To enroll in this course, permission from the instructor is required before registration. Students must take both the fall (I) and winter (II) quarter courses, in sequence, and will earn 2.0 credits after successfully completing both courses. Students in the 2 Year Full Time program and the Evening & Weekend program must have completed one full year. Students in the 1 Year program need to have completed the summer quarter.



NUvention: Medical Innovation II (HEMA-916-0)

**HEMA-915 is a two-quarter sequence course in conjunction with HEMA-916**

Medical Innovation focuses on the creation of innovations for the health industry. Guided by faculty and physicians, students from Kellogg, the Law School, Feinberg, and McCormick work in teams to develop medical products. Students experience the entire innovation life cycle from ideation to prototyping, legal protection, market sizing and business plan development. At the end of the course, the teams present their business plans to a panel of venture capitalists with the goal of securing funding and possible formation of a start-up.

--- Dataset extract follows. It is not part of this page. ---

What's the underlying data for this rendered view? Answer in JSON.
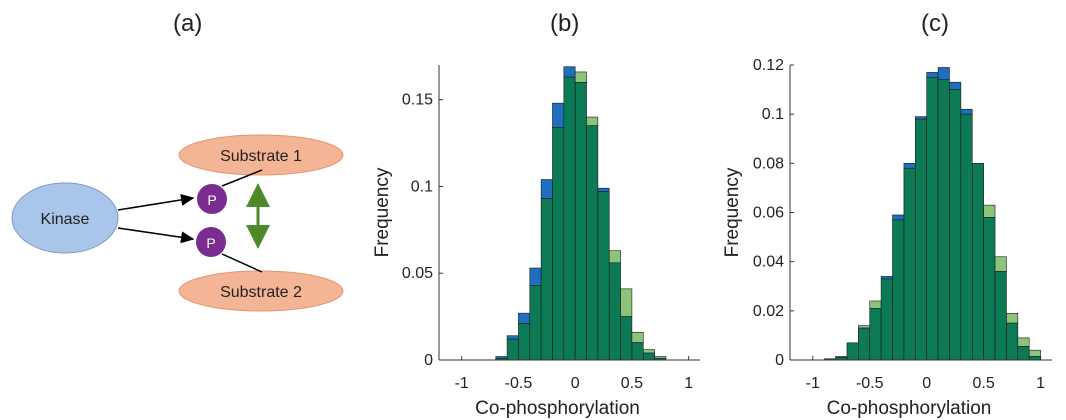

Key deliverables in this class include:

- "Elevator pitch" to request prototype/pilot funding
- Prototype development
- Provisional patent application
- FDA 510/K application
- Business plan presentation to venture capitalists

To enroll in this course, permission from the instructor is required before registration. Students must take both the fall (I) and winter (II) quarter courses, in sequence, and will earn 2.0 credits after successfully completing both courses.